Hari ini ada ngobrol juga soal Lumpur Sidoarjo (LUSI) a.k.a Lumpur Lapindo, gara-gara memperlihatkan foto-foto di kamera waktu berkunjung ke lokasi LUSI akhir minggu lalu. Berdasarkan cerita narasumber waktu itu, saya mendapatkan informasi tentang fakta-fakta soal LUSI dan penyebabnya yang masih diperdebatkan sampai saat ini. Panjang sih ceritanya, dan banyak data-data teknis yang ngga semuanya bisa saya mengerti. Pemaparan narasumber diantaranya menjelaskan bahwa LUSI ini merupakan fenomena alam yang disebut dengan gunung lumpur (mud volcano), dari zaman dulu juga sudah ada, misalnya ada Ciuyah di Kuningan, atau Bledug Kuwu di Purwodadi, dsb., terus dibahas juga setiap penyebab-penyebab yang diajukan dan analisisnya. 

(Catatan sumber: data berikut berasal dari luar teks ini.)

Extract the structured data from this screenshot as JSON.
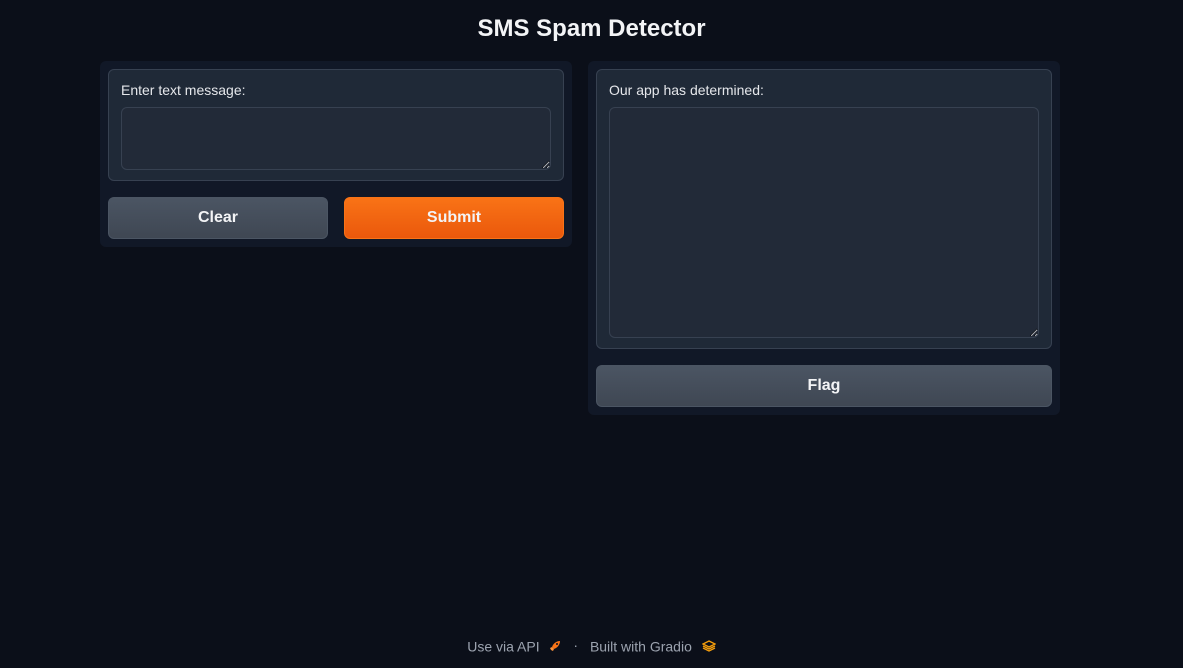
{
  "app": {
    "title": "SMS Spam Detector"
  },
  "input": {
    "label": "Enter text message:",
    "value": ""
  },
  "output": {
    "label": "Our app has determined:",
    "value": ""
  },
  "buttons": {
    "clear": "Clear",
    "submit": "Submit",
    "flag": "Flag"
  },
  "footer": {
    "api_link": "Use via API",
    "separator": "·",
    "built_with": "Built with Gradio",
    "api_icon": "rocket-icon",
    "gradio_icon": "gradio-logo-icon"
  },
  "colors": {
    "background": "#0b0f19",
    "panel": "#1f2937",
    "primary": "#f97316",
    "secondary": "#4b5563"
  }
}
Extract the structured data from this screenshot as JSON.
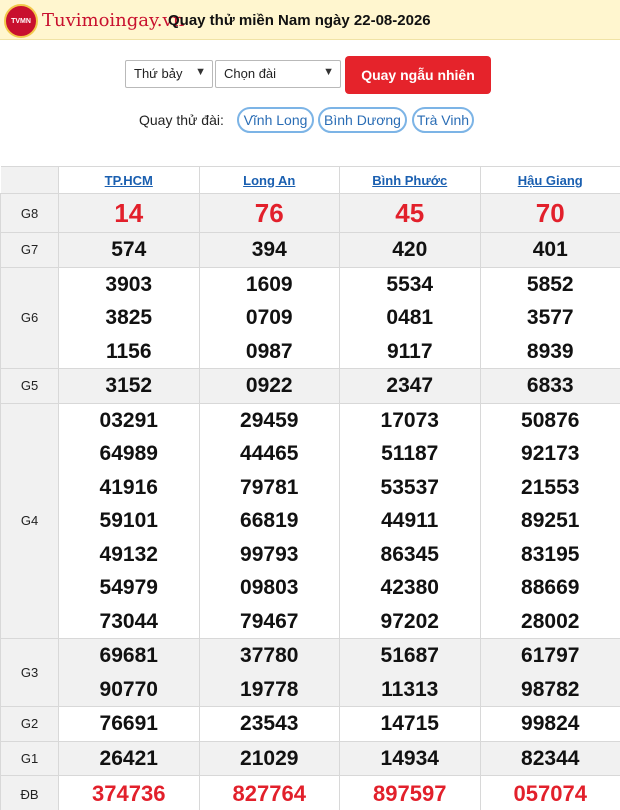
{
  "header": {
    "logo_badge": "TVMN",
    "logo_text": "Tuvimoingay.vn",
    "title": "Quay thử miền Nam ngày 22-08-2026"
  },
  "controls": {
    "day_select": "Thứ bảy",
    "station_select": "Chọn đài",
    "random_button": "Quay ngẫu nhiên"
  },
  "stations": {
    "label": "Quay thử đài:",
    "chips": [
      "Vĩnh Long",
      "Bình Dương",
      "Trà Vinh"
    ]
  },
  "colors": {
    "accent_red": "#e5232b",
    "link_blue": "#1a5fb0",
    "chip_border": "#7cb4e6"
  },
  "table": {
    "provinces": [
      "TP.HCM",
      "Long An",
      "Bình Phước",
      "Hậu Giang"
    ],
    "rows": [
      {
        "label": "G8",
        "values": [
          [
            "14"
          ],
          [
            "76"
          ],
          [
            "45"
          ],
          [
            "70"
          ]
        ]
      },
      {
        "label": "G7",
        "values": [
          [
            "574"
          ],
          [
            "394"
          ],
          [
            "420"
          ],
          [
            "401"
          ]
        ]
      },
      {
        "label": "G6",
        "values": [
          [
            "3903",
            "3825",
            "1156"
          ],
          [
            "1609",
            "0709",
            "0987"
          ],
          [
            "5534",
            "0481",
            "9117"
          ],
          [
            "5852",
            "3577",
            "8939"
          ]
        ]
      },
      {
        "label": "G5",
        "values": [
          [
            "3152"
          ],
          [
            "0922"
          ],
          [
            "2347"
          ],
          [
            "6833"
          ]
        ]
      },
      {
        "label": "G4",
        "values": [
          [
            "03291",
            "64989",
            "41916",
            "59101",
            "49132",
            "54979",
            "73044"
          ],
          [
            "29459",
            "44465",
            "79781",
            "66819",
            "99793",
            "09803",
            "79467"
          ],
          [
            "17073",
            "51187",
            "53537",
            "44911",
            "86345",
            "42380",
            "97202"
          ],
          [
            "50876",
            "92173",
            "21553",
            "89251",
            "83195",
            "88669",
            "28002"
          ]
        ]
      },
      {
        "label": "G3",
        "values": [
          [
            "69681",
            "90770"
          ],
          [
            "37780",
            "19778"
          ],
          [
            "51687",
            "11313"
          ],
          [
            "61797",
            "98782"
          ]
        ]
      },
      {
        "label": "G2",
        "values": [
          [
            "76691"
          ],
          [
            "23543"
          ],
          [
            "14715"
          ],
          [
            "99824"
          ]
        ]
      },
      {
        "label": "G1",
        "values": [
          [
            "26421"
          ],
          [
            "21029"
          ],
          [
            "14934"
          ],
          [
            "82344"
          ]
        ]
      },
      {
        "label": "ĐB",
        "values": [
          [
            "374736"
          ],
          [
            "827764"
          ],
          [
            "897597"
          ],
          [
            "057074"
          ]
        ]
      }
    ]
  }
}
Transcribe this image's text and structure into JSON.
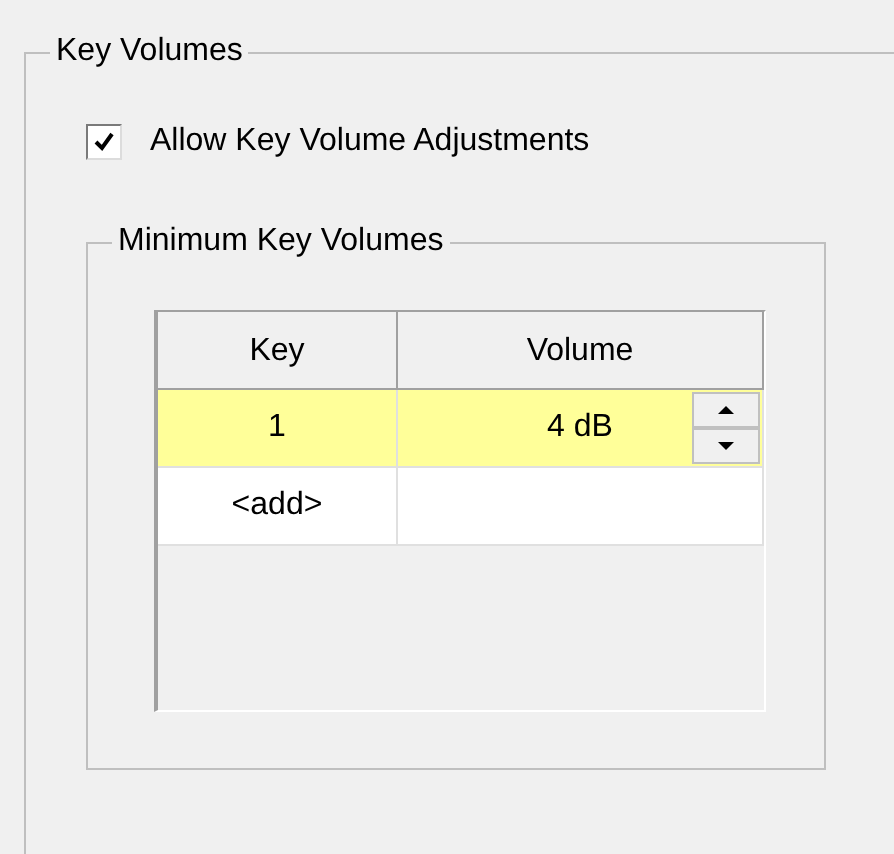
{
  "group": {
    "title": "Key Volumes"
  },
  "allow_adjustments": {
    "label": "Allow Key Volume Adjustments",
    "checked": true
  },
  "minimum_group": {
    "title": "Minimum Key Volumes"
  },
  "table": {
    "columns": [
      "Key",
      "Volume"
    ],
    "rows": [
      {
        "key": "1",
        "volume": "4 dB",
        "selected": true
      },
      {
        "key": "<add>",
        "selected": false
      }
    ]
  }
}
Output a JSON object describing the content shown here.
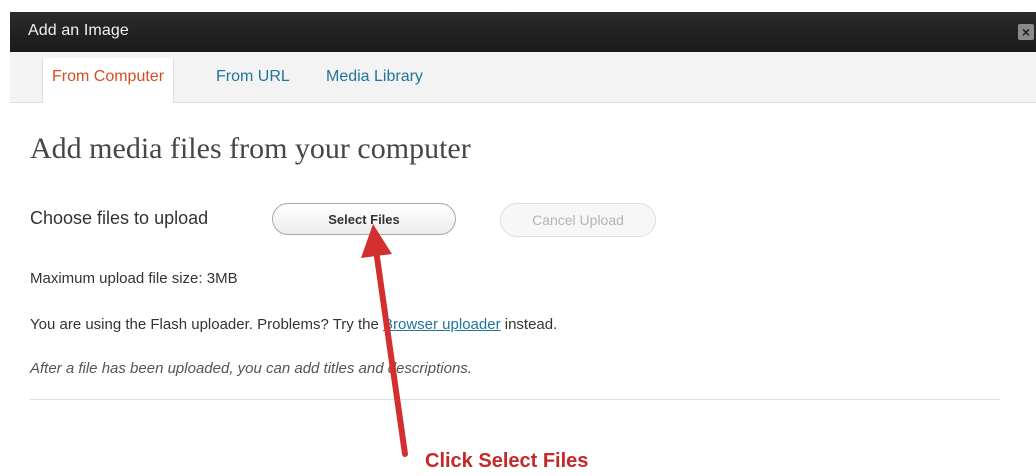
{
  "window": {
    "title": "Add an Image",
    "close_glyph": "×",
    "close_icon": "close-icon"
  },
  "tabs": [
    {
      "label": "From Computer",
      "active": true
    },
    {
      "label": "From URL",
      "active": false
    },
    {
      "label": "Media Library",
      "active": false
    }
  ],
  "main": {
    "heading": "Add media files from your computer",
    "choose_label": "Choose files to upload",
    "select_files_label": "Select Files",
    "cancel_upload_label": "Cancel Upload",
    "max_size_text": "Maximum upload file size: 3MB",
    "flash_text_before": "You are using the Flash uploader. Problems? Try the ",
    "flash_link": "Browser uploader",
    "flash_text_after": " instead.",
    "after_upload_note": "After a file has been uploaded, you can add titles and descriptions."
  },
  "annotation": {
    "text": "Click Select Files",
    "color": "#c62828"
  },
  "colors": {
    "titlebar": "#1e1e1e",
    "link": "#21759b",
    "active_tab": "#d54e21",
    "arrow": "#d32f2f"
  }
}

Mengutip dari materi yang dibagikan saat kunjungan, penyebab yang pernah diajukan diantaranya:

  1. kelalaian/kesalahan teknik pengeboran sumur Banjirpanji-1 yang dibor sekitar 200 meter dari pusat semburan,
  2. aktivitas tektonik yang berhubungan dengan kegiatan gempa yang berpusat di Yogyakarta yang terjadi dua hari (27 Mei 2006) sebelum semburan lumpur panas terjadi,
  3. aktivitas geothermal/panasbumi dari kompleks gunungapi Anjasmoro-Welirang-Arjuno di sebelah selatan semburan,
  4. kombinasi ketiga efek tersebut.
Opini-opini di atas dibahas dan data-data pendukungnya dipaparkan. Kesimpulan akhirnya sih, menurut beliau, dari data-data tersebut, pemicu yang paling mungkin adalah Gempa Yogya, LUSI tidak ada hubungannya dengan aktivitas pengeboran, tanpa pengeboran pun, fenomena LUSI tetap akan terjadi. Mereka (Lapindo) hanya sial melakukan pengeboran di tempat dan waktu yang salah.

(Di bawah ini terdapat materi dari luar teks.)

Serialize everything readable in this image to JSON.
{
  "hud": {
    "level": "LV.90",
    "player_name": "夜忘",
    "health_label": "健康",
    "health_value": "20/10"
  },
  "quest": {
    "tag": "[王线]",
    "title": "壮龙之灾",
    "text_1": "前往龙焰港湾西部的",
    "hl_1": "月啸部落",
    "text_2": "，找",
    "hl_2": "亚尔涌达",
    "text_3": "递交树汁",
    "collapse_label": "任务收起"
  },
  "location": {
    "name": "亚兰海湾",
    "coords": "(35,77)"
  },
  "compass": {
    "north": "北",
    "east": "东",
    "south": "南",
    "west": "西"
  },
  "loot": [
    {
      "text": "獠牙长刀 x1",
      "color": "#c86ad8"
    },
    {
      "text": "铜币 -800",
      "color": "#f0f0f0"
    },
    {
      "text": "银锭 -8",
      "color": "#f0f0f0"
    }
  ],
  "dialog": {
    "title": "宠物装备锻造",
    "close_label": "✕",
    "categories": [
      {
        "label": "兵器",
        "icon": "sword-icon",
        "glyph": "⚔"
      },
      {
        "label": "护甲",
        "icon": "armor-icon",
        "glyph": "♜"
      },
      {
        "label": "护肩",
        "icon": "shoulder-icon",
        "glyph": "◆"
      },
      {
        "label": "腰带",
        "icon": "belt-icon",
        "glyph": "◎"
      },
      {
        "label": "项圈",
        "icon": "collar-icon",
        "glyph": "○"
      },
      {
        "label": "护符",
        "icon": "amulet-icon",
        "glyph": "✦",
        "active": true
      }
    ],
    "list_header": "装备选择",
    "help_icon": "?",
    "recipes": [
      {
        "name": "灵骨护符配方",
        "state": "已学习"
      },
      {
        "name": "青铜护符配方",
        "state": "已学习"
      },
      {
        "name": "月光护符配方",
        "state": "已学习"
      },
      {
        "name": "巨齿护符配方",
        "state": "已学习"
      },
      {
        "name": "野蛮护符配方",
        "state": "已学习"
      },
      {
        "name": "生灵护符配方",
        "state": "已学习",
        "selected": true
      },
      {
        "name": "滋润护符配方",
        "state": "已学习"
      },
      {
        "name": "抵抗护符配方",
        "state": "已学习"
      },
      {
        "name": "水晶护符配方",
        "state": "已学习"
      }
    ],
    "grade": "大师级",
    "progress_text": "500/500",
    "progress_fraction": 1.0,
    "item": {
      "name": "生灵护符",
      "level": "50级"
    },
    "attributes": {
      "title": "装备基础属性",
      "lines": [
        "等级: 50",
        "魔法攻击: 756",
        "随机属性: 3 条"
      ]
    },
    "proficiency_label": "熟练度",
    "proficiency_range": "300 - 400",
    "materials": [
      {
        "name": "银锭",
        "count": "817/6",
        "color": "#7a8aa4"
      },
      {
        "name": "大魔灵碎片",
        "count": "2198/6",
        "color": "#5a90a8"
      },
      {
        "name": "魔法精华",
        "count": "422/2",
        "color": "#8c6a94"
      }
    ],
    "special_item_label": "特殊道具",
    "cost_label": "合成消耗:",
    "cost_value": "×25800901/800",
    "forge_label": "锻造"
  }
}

Nah, temen saya berpikir kalo ini pasti politisasi, ditutupi dan dimanipulasi, karena menyangkut grup Bakrie. Jujur, awalnya saya juga cenderung berpikir begitu, saya pikir informasi-informasi yang selama ini ada di media (yang memang cenderung mengarahkan opini publik dan bukannya menyajikan data secara objektif) memang disajikan untuk mendukung kepentingan tertentu. Mungkin hal ini juga memang benar terjadi, tapi faktanya kan ngga mesti salah satunya, maksud saya, bisa aja apa yang diberitakan memang yang sebenarnya. Trus, gimana kita tau apa yang sebenarnya terjadi?? 

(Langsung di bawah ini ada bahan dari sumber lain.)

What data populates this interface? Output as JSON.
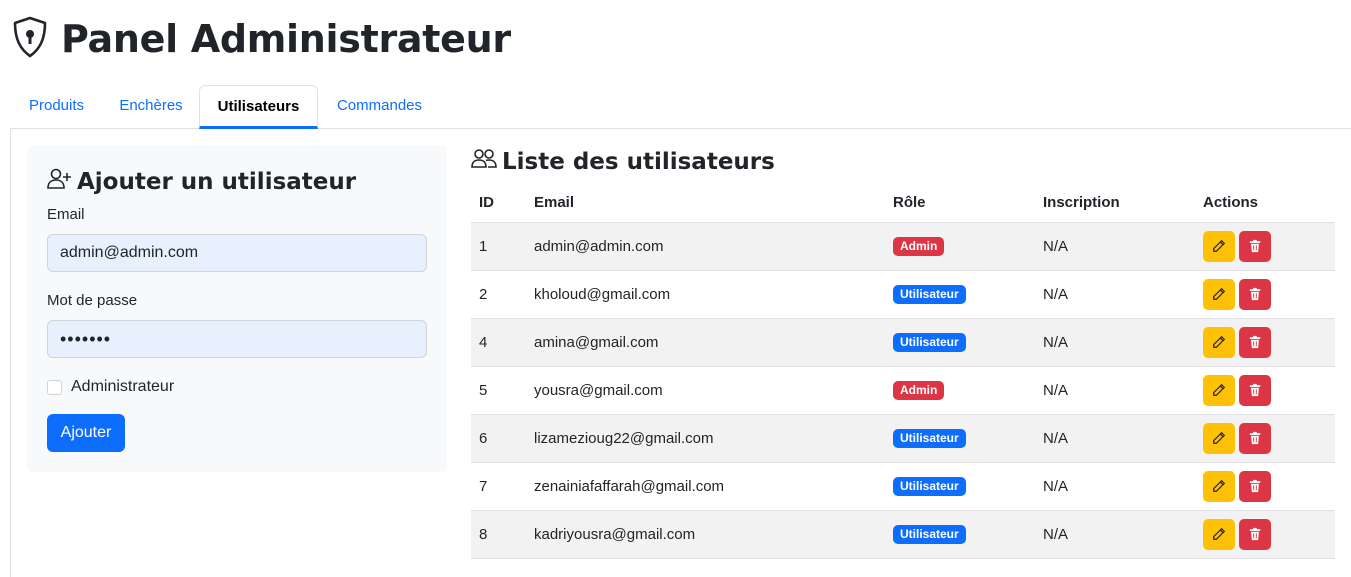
{
  "header": {
    "title": "Panel Administrateur",
    "icon": "shield-lock-icon"
  },
  "tabs": [
    {
      "label": "Produits",
      "active": false
    },
    {
      "label": "Enchères",
      "active": false
    },
    {
      "label": "Utilisateurs",
      "active": true
    },
    {
      "label": "Commandes",
      "active": false
    }
  ],
  "add_form": {
    "title": "Ajouter un utilisateur",
    "icon": "person-plus-icon",
    "email_label": "Email",
    "email_value": "admin@admin.com",
    "password_label": "Mot de passe",
    "password_value": "•••••••",
    "admin_checkbox_label": "Administrateur",
    "admin_checked": false,
    "submit_label": "Ajouter"
  },
  "user_list": {
    "title": "Liste des utilisateurs",
    "icon": "people-icon",
    "columns": [
      "ID",
      "Email",
      "Rôle",
      "Inscription",
      "Actions"
    ],
    "rows": [
      {
        "id": "1",
        "email": "admin@admin.com",
        "role": "Admin",
        "role_type": "admin",
        "inscription": "N/A"
      },
      {
        "id": "2",
        "email": "kholoud@gmail.com",
        "role": "Utilisateur",
        "role_type": "user",
        "inscription": "N/A"
      },
      {
        "id": "4",
        "email": "amina@gmail.com",
        "role": "Utilisateur",
        "role_type": "user",
        "inscription": "N/A"
      },
      {
        "id": "5",
        "email": "yousra@gmail.com",
        "role": "Admin",
        "role_type": "admin",
        "inscription": "N/A"
      },
      {
        "id": "6",
        "email": "lizamezioug22@gmail.com",
        "role": "Utilisateur",
        "role_type": "user",
        "inscription": "N/A"
      },
      {
        "id": "7",
        "email": "zenainiafaffarah@gmail.com",
        "role": "Utilisateur",
        "role_type": "user",
        "inscription": "N/A"
      },
      {
        "id": "8",
        "email": "kadriyousra@gmail.com",
        "role": "Utilisateur",
        "role_type": "user",
        "inscription": "N/A"
      }
    ]
  },
  "colors": {
    "primary": "#0d6efd",
    "danger": "#dc3545",
    "warning": "#ffc107",
    "card_bg": "#f8f9fa"
  }
}
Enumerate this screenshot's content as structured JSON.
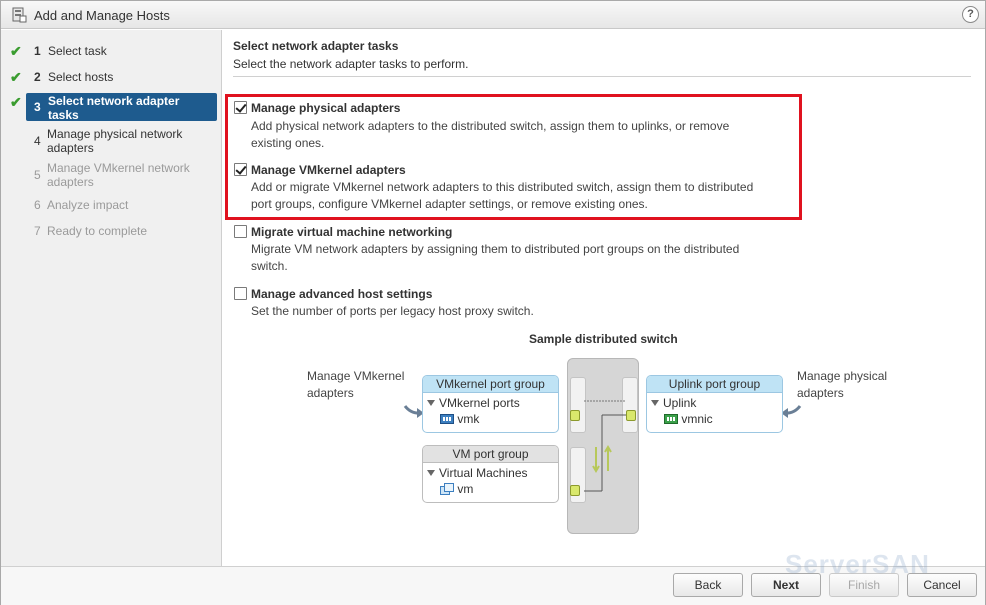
{
  "window": {
    "title": "Add and Manage Hosts",
    "help": "?"
  },
  "steps": [
    {
      "num": "1",
      "label": "Select task",
      "state": "done"
    },
    {
      "num": "2",
      "label": "Select hosts",
      "state": "done"
    },
    {
      "num": "3",
      "label": "Select network adapter tasks",
      "state": "active"
    },
    {
      "num": "4",
      "label": "Manage physical network adapters",
      "state": "enabled"
    },
    {
      "num": "5",
      "label": "Manage VMkernel network adapters",
      "state": "disabled"
    },
    {
      "num": "6",
      "label": "Analyze impact",
      "state": "disabled"
    },
    {
      "num": "7",
      "label": "Ready to complete",
      "state": "disabled"
    }
  ],
  "page": {
    "title": "Select network adapter tasks",
    "subtitle": "Select the network adapter tasks to perform."
  },
  "options": [
    {
      "label": "Manage physical adapters",
      "checked": true,
      "desc1": "Add physical network adapters to the distributed switch, assign them to uplinks, or remove",
      "desc2": "existing ones."
    },
    {
      "label": "Manage VMkernel adapters",
      "checked": true,
      "desc1": "Add or migrate VMkernel network adapters to this distributed switch, assign them to distributed",
      "desc2": "port groups, configure VMkernel adapter settings, or remove existing ones."
    },
    {
      "label": "Migrate virtual machine networking",
      "checked": false,
      "desc1": "Migrate VM network adapters by assigning them to distributed port groups on the distributed",
      "desc2": "switch."
    },
    {
      "label": "Manage advanced host settings",
      "checked": false,
      "desc1": "Set the number of ports per legacy host proxy switch.",
      "desc2": ""
    }
  ],
  "diagram": {
    "title": "Sample distributed switch",
    "left_label1": "Manage VMkernel",
    "left_label2": "adapters",
    "right_label1": "Manage physical",
    "right_label2": "adapters",
    "vmk_group": {
      "header": "VMkernel port group",
      "item": "VMkernel ports",
      "leaf": "vmk"
    },
    "vm_group": {
      "header": "VM port group",
      "item": "Virtual Machines",
      "leaf": "vm"
    },
    "uplink_group": {
      "header": "Uplink port group",
      "item": "Uplink",
      "leaf": "vmnic"
    }
  },
  "footer": {
    "back": "Back",
    "next": "Next",
    "finish": "Finish",
    "cancel": "Cancel"
  },
  "watermark": "ServerSAN",
  "colors": {
    "accent": "#1e5b8e",
    "check": "#3a9c2f",
    "highlight": "#e0121f"
  }
}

Ada kutipan yang bagus soal ini, masih dari materi kemarin (kutipan juga ;p):

Lihatlah di balik berita. Letakkan segala sesuatu dalam perspektif. Carilah korelasi-korelasi, enyahkan prasangka. Telitilah melalui opini untuk mencari dasar faktual. Ujilah asumsi-asumsi. Lontarkan pertanyaan. Dan tuntut jawaban. -Patrick Lindsay,"Now is the Time", 2009-

Buat melihat kenyataan, kita mesti terbuka dan menghilangkan prasangka. Pengalaman saya, saat kita sudah berprasangka, kita sudah menentukan apa yang kita percaya, dan informasi setelahnya menjadi ngga penting. Kita percaya apa yang mau kita percaya.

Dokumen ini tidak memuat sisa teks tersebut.